Auvik experienced a minor incident on April 25, 2024 affecting my.auvik.com and us1.my.auvik.com and 1 more component, lasting 7h 6m. The incident has been resolved; the full update timeline is below.
Affected components
Update timeline
- identified Apr 25, 2024, 06:30 PM UTC
We’ve identified the source of the performance issue in the discovery of new devices. We are working to restore optimal service as quickly as possible.
- monitoring Apr 25, 2024, 06:49 PM UTC
We’ve identified the source of the performance issue with delays in new device discovery and are monitoring the situation. We've implemented the fix and are waiting for device information to catch up in the system. As the lag catches up, we expect to be back to optimal performance in a few hours. We’ll keep you posted on a resolution.
- resolved Apr 26, 2024, 01:36 AM UTC
The delay for device discovery has been resolved. The source of the performance impact has been addressed, and performance should again be optimal. A Root Cause Analysis (RCA) will follow after completing a full review.

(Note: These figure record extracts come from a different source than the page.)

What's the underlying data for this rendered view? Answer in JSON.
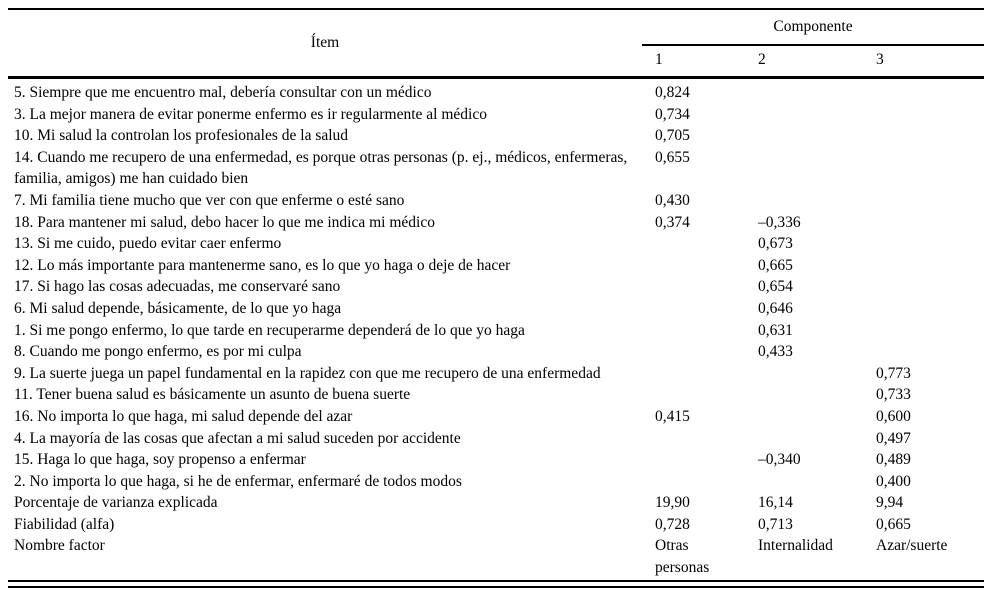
{
  "table": {
    "header": {
      "item_label": "Ítem",
      "component_label": "Componente",
      "component_columns": [
        "1",
        "2",
        "3"
      ]
    },
    "rows": [
      {
        "item": "5. Siempre que me encuentro mal, debería consultar con un médico",
        "c1": "0,824",
        "c2": "",
        "c3": ""
      },
      {
        "item": "3. La mejor manera de evitar ponerme enfermo es ir regularmente al médico",
        "c1": "0,734",
        "c2": "",
        "c3": ""
      },
      {
        "item": "10. Mi salud la controlan los profesionales de la salud",
        "c1": "0,705",
        "c2": "",
        "c3": ""
      },
      {
        "item": "14. Cuando me recupero de una enfermedad, es porque otras personas (p. ej., médicos, enfermeras, familia, amigos) me han cuidado bien",
        "c1": "0,655",
        "c2": "",
        "c3": ""
      },
      {
        "item": "7. Mi familia tiene mucho que ver con que enferme o esté sano",
        "c1": "0,430",
        "c2": "",
        "c3": ""
      },
      {
        "item": "18. Para mantener mi salud, debo hacer lo que me indica mi médico",
        "c1": "0,374",
        "c2": "–0,336",
        "c3": ""
      },
      {
        "item": "13. Si me cuido, puedo evitar caer enfermo",
        "c1": "",
        "c2": "0,673",
        "c3": ""
      },
      {
        "item": "12. Lo más importante para mantenerme sano, es lo que yo haga o deje de hacer",
        "c1": "",
        "c2": "0,665",
        "c3": ""
      },
      {
        "item": "17. Si hago las cosas adecuadas, me conservaré sano",
        "c1": "",
        "c2": "0,654",
        "c3": ""
      },
      {
        "item": "6. Mi salud depende, básicamente, de lo que yo haga",
        "c1": "",
        "c2": "0,646",
        "c3": ""
      },
      {
        "item": "1. Si me pongo enfermo, lo que tarde en recuperarme dependerá de lo que yo haga",
        "c1": "",
        "c2": "0,631",
        "c3": ""
      },
      {
        "item": "8. Cuando me pongo enfermo, es por mi culpa",
        "c1": "",
        "c2": "0,433",
        "c3": ""
      },
      {
        "item": "9. La suerte juega un papel fundamental en la rapidez con que me recupero de una enfermedad",
        "c1": "",
        "c2": "",
        "c3": "0,773"
      },
      {
        "item": "11. Tener buena salud es básicamente un asunto de buena suerte",
        "c1": "",
        "c2": "",
        "c3": "0,733"
      },
      {
        "item": "16. No importa lo que haga, mi salud depende del azar",
        "c1": "0,415",
        "c2": "",
        "c3": "0,600"
      },
      {
        "item": "4. La mayoría de las cosas que afectan a mi salud suceden por accidente",
        "c1": "",
        "c2": "",
        "c3": "0,497"
      },
      {
        "item": "15. Haga lo que haga, soy propenso a enfermar",
        "c1": "",
        "c2": "–0,340",
        "c3": "0,489"
      },
      {
        "item": "2. No importa lo que haga, si he de enfermar, enfermaré de todos modos",
        "c1": "",
        "c2": "",
        "c3": "0,400"
      },
      {
        "item": "Porcentaje de varianza explicada",
        "c1": "19,90",
        "c2": "16,14",
        "c3": "9,94"
      },
      {
        "item": "Fiabilidad (alfa)",
        "c1": "0,728",
        "c2": "0,713",
        "c3": "0,665"
      },
      {
        "item": "Nombre factor",
        "c1": "Otras personas",
        "c2": "Internalidad",
        "c3": "Azar/suerte"
      }
    ]
  }
}
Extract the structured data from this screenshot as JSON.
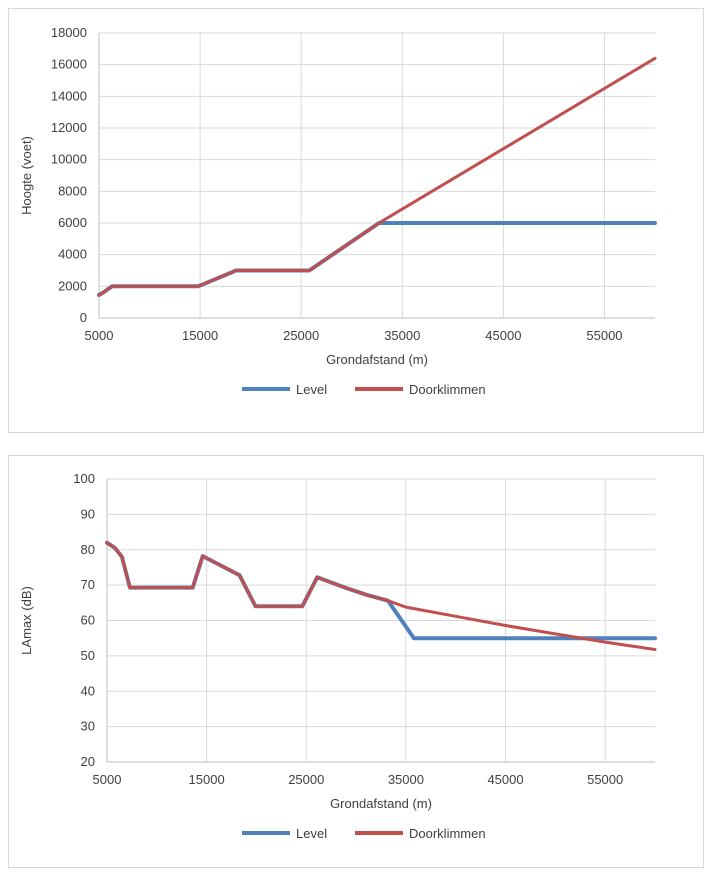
{
  "chart_data": [
    {
      "type": "line",
      "title": "",
      "xlabel": "Grondafstand (m)",
      "ylabel": "Hoogte (voet)",
      "xlim": [
        5000,
        60000
      ],
      "ylim": [
        0,
        18000
      ],
      "x_ticks": [
        5000,
        15000,
        25000,
        35000,
        45000,
        55000
      ],
      "y_ticks": [
        0,
        2000,
        4000,
        6000,
        8000,
        10000,
        12000,
        14000,
        16000,
        18000
      ],
      "grid": true,
      "legend_position": "bottom",
      "series": [
        {
          "name": "Level",
          "color": "#4f81bd",
          "points": [
            [
              5000,
              1450
            ],
            [
              5500,
              1650
            ],
            [
              6300,
              2000
            ],
            [
              14800,
              2000
            ],
            [
              18200,
              2900
            ],
            [
              18500,
              3000
            ],
            [
              25800,
              3000
            ],
            [
              32700,
              6000
            ],
            [
              60000,
              6000
            ]
          ]
        },
        {
          "name": "Doorklimmen",
          "color": "#c0504d",
          "points": [
            [
              5000,
              1450
            ],
            [
              5500,
              1650
            ],
            [
              6300,
              2000
            ],
            [
              14800,
              2000
            ],
            [
              18200,
              2900
            ],
            [
              18500,
              3000
            ],
            [
              25800,
              3000
            ],
            [
              32700,
              6000
            ],
            [
              60000,
              16400
            ]
          ]
        }
      ]
    },
    {
      "type": "line",
      "title": "",
      "xlabel": "Grondafstand (m)",
      "ylabel": "LAmax (dB)",
      "xlim": [
        5000,
        60000
      ],
      "ylim": [
        20,
        100
      ],
      "x_ticks": [
        5000,
        15000,
        25000,
        35000,
        45000,
        55000
      ],
      "y_ticks": [
        20,
        30,
        40,
        50,
        60,
        70,
        80,
        90,
        100
      ],
      "grid": true,
      "legend_position": "bottom",
      "series": [
        {
          "name": "Level",
          "color": "#4f81bd",
          "points": [
            [
              5000,
              82
            ],
            [
              5800,
              80.5
            ],
            [
              6500,
              78
            ],
            [
              7300,
              69.3
            ],
            [
              13600,
              69.3
            ],
            [
              14600,
              78.2
            ],
            [
              18300,
              72.8
            ],
            [
              19900,
              64
            ],
            [
              24600,
              64
            ],
            [
              26100,
              72.2
            ],
            [
              29000,
              69.2
            ],
            [
              31000,
              67.3
            ],
            [
              33200,
              65.6
            ],
            [
              35800,
              55
            ],
            [
              60000,
              55
            ]
          ]
        },
        {
          "name": "Doorklimmen",
          "color": "#c0504d",
          "points": [
            [
              5000,
              82
            ],
            [
              5800,
              80.5
            ],
            [
              6500,
              78
            ],
            [
              7300,
              69.3
            ],
            [
              13600,
              69.3
            ],
            [
              14600,
              78.2
            ],
            [
              18300,
              72.8
            ],
            [
              19900,
              64
            ],
            [
              24600,
              64
            ],
            [
              26100,
              72.2
            ],
            [
              29000,
              69.2
            ],
            [
              31000,
              67.3
            ],
            [
              33200,
              65.6
            ],
            [
              35000,
              63.8
            ],
            [
              40000,
              61.2
            ],
            [
              45000,
              58.6
            ],
            [
              50000,
              56.2
            ],
            [
              55000,
              53.9
            ],
            [
              60000,
              51.8
            ]
          ]
        }
      ]
    }
  ]
}
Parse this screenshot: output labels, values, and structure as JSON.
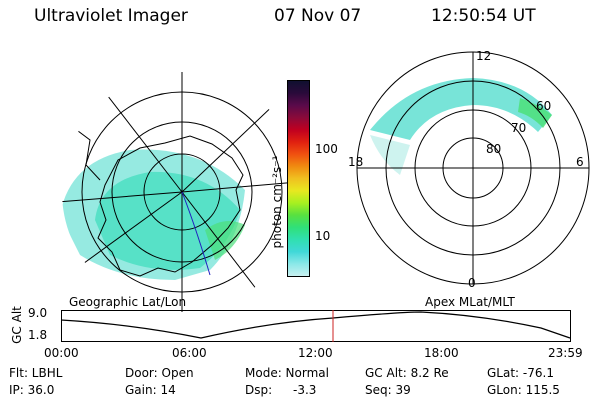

- postmortem May 08, 2024, 01:39 PM UTC
# Performance Disruption - Delays with New Device Discovery ## Root Cause Analysis ### Duration of incident Discovered: Apr 25, 2024 14:00- UTC Resolved: Apr 26, 2024 01:30- UTC ### Cause Changes were placed into production to address findings from the Auvik March 15, 2024, incident. The changes were not behind a feature flag to prevent them from affecting production data. ### Effect The changes were not granted proper permissions, which caused a data crash loop. This delayed newly discovered devices. ### Action taken _All times in UTC_ **04/24/2024** **14:00-17:30 -** Updated code merged into production code to address the bug discovered in the Auvik March 15, 2024, incident. **4/25/2024** **14:35 -** An approved tenant migration causes a crash loop of data for newly discovered devices. **18:04 -** The Auvik engineering team responsible for the implemented change is made aware of the crash loop and delay in rendering new devices in the product. **18:17 -** Engineering determines the cause of the crash loop and adjusts permissions for the implemented changes. **18:23 -** The changes implemented for permissions have the desired effect, and consumer lag begins to improve. Data will be delayed as the lag catches up to the live production data. **4/26/2024** **01:30 -** Consumer lag fully recovers, and all data is current. The incident is closed. ### Future consideration\(s\) * Changes have been implemented to adjust service account permissions for improvements to code automatically. * An internal review was performed on the review of code changes and approval processes for production. * Adjustments to internal alerting are reviewed to highlight the prioritization of production-impacted changes.